I’ve used CircleCI’s competency framework with several teams and received strong feedback. It covers 27 indicators across five areas, and it's striking how few relate directly to writing code. When I sat down with engineers and worked through giving evidence and having honest conversations about their performance, it became clear to everyone just how much they were genuinely contributing.
Proof of work isn't a commit log. It's a story of value: one the engineer can tell, and their colleagues can confirm.
What to measure instead
Reframe the question. Stop asking "how do I measure this engineer?" and start asking: "how do I know this team is healthy and creating value?" That's what you actually want to know.
Here are the signals worth paying attention to:
- Outcome based delivery. Are teams consistently achieving the goals they've committed to? Are customers experiencing the value?
- Learning velocity. How quickly does the team recover from mistakes? Do they learn, adapt, and hold each other accountable?
- Customer engagement.
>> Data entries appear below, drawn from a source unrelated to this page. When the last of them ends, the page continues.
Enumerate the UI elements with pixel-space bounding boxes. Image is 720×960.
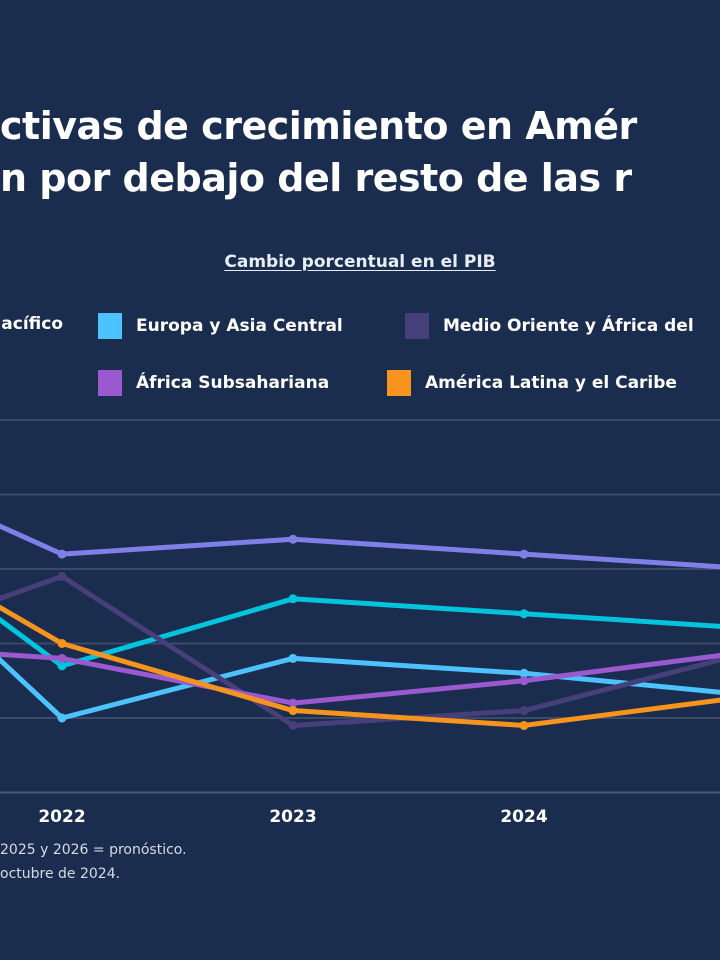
data-point <box>57 653 67 663</box>
x-tick-label: 2024 <box>500 807 547 827</box>
data-point <box>288 698 298 708</box>
data-point <box>57 661 67 671</box>
data-point <box>519 676 529 686</box>
legend-item-medio-oriente: Medio Oriente y África del <box>405 313 694 339</box>
title-line-1: ctivas de crecimiento en Amér <box>0 104 637 148</box>
footnote-forecast: 2025 y 2026 = pronóstico. <box>0 842 187 858</box>
legend-item-africa-subsahariana: África Subsahariana <box>98 370 329 396</box>
legend-item-asia-pacifico: acífico <box>1 314 63 334</box>
title-line-2: n por debajo del resto de las r <box>0 156 632 200</box>
legend-item-europa: Europa y Asia Central <box>98 313 343 339</box>
footnote-source: octubre de 2024. <box>0 866 121 882</box>
data-point <box>288 594 298 604</box>
data-point <box>519 549 529 559</box>
legend-swatch <box>98 313 122 339</box>
legend-swatch <box>98 370 122 396</box>
data-point <box>57 549 67 559</box>
series-line-0 <box>0 523 720 570</box>
data-point <box>288 706 298 716</box>
chart-title: ctivas de crecimiento en Amér n por deba… <box>0 100 637 204</box>
data-point <box>519 720 529 730</box>
data-point <box>57 639 67 648</box>
legend-swatch <box>387 370 411 396</box>
legend-swatch <box>405 313 429 339</box>
data-point <box>519 706 529 716</box>
x-tick-label: 2023 <box>269 807 316 827</box>
legend-item-america-latina: América Latina y el Caribe <box>387 370 677 396</box>
chart-subtitle: Cambio porcentual en el PIB <box>224 252 496 272</box>
data-point <box>288 653 298 663</box>
series-line-1 <box>0 596 720 669</box>
data-point <box>288 720 298 730</box>
data-point <box>57 571 67 581</box>
data-point <box>57 713 67 723</box>
x-tick-label: 2022 <box>38 807 85 827</box>
data-point <box>288 534 298 544</box>
data-point <box>519 609 529 619</box>
data-point <box>519 668 529 678</box>
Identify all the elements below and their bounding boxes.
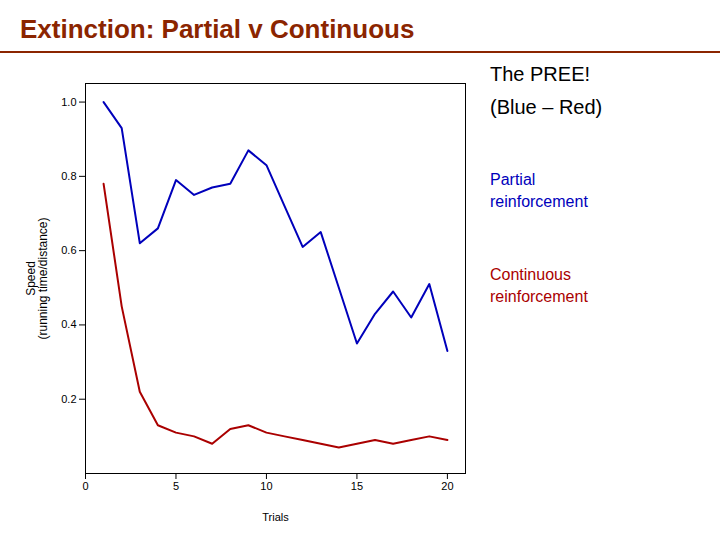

Are engineers actively talking to users? Do they understand the problems they're trying to solve, both qualitatively and quantitatively?
- System stability. Is what they're building reliable? How frequent are incidents, how quickly do they know about them, and how fast do they recover?
- Team health. Do the team enjoy working together? Are they energised? Is there enough psychological safety to share openly and improve together?
These signals take more effort to surface than a commit count. I'd encourage every leader to look at their own goals and those of their reports, and ask: are we measuring what matters, or just what's easy to measure?
At the end of the day, the engineers who create the most value often leave the smallest fingerprint in your dashboards. Your job as a leader isn't to count the fingerprints; it's to build the conditions where great work can happen, and to recognise it when it does.